Daring and opinionated, Peto has a knack for getting into and out of military misfortune. Yet we see Peto grow and mature through boot camp, in battles and even in the brig. The rustic Ohio boy gradually transforms into the brave and effective combat soldier that the Marines required to defend our freedom.
We enter battle with Peto in every situation, on various dangerous islands, including beach assaults; hand-to-hand jungle fighting; climbing mountains; pushing through rivers of mud; engaging civilians and the enemy; and long gut-busting trips on rolling, vulnerable battleships, and personnel carriers. Peto sees close friends die and by the end of the war, he is displaying symptoms of combat fatigue. Readers sojourn through the best and worst of human nature.

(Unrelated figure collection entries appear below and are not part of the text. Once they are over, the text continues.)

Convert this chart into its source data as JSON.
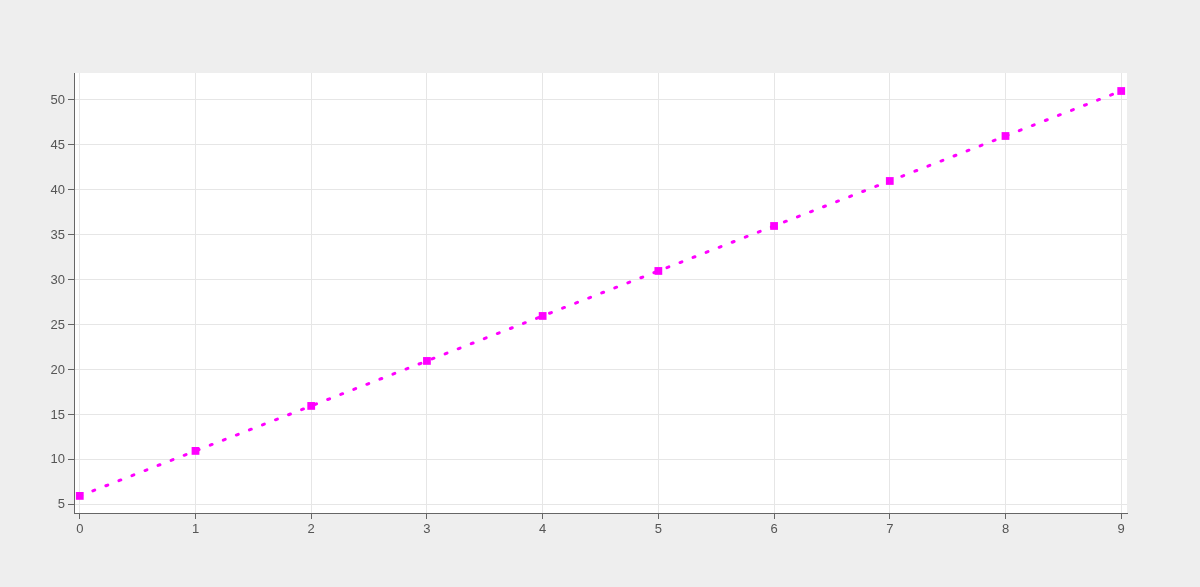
{
  "chart_data": {
    "type": "line",
    "x": [
      0,
      1,
      2,
      3,
      4,
      5,
      6,
      7,
      8,
      9
    ],
    "series": [
      {
        "color": "#ff00ff",
        "values": [
          6,
          11,
          16,
          21,
          26,
          31,
          36,
          41,
          46,
          51
        ]
      }
    ],
    "xlim": [
      -0.05,
      9.05
    ],
    "xticks": [
      0,
      1,
      2,
      3,
      4,
      5,
      6,
      7,
      8,
      9
    ],
    "ylim": [
      4.1,
      53
    ],
    "yticks": [
      5,
      10,
      15,
      20,
      25,
      30,
      35,
      40,
      45,
      50
    ],
    "grid": true,
    "legend": false,
    "marker": "square",
    "line_style": "dotted"
  }
}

Congratulations to the publisher for allowing Peto to tell the story in his own unswerving, first-person style. Memoirs are rarely fine literature. In this case, it is unimportant. Co-author Peter Margaritis, along with the editor, adeptly handle the transition and flow from Peto’s folksy conversational style into an evocative, accurate history book with very detailed footnotes and references. Kudos also to the publisher for including pictures, maps, and diagrams, allowing the visual learner to keep up, enhancing the reading experience.
Twenty-Two on Peleliu will haunt, enchant and thrill you. And it will inspire you with stories of heroism and courage under fire. By the end, you’ll understand why these men and women were called, “The Greatest Generation.”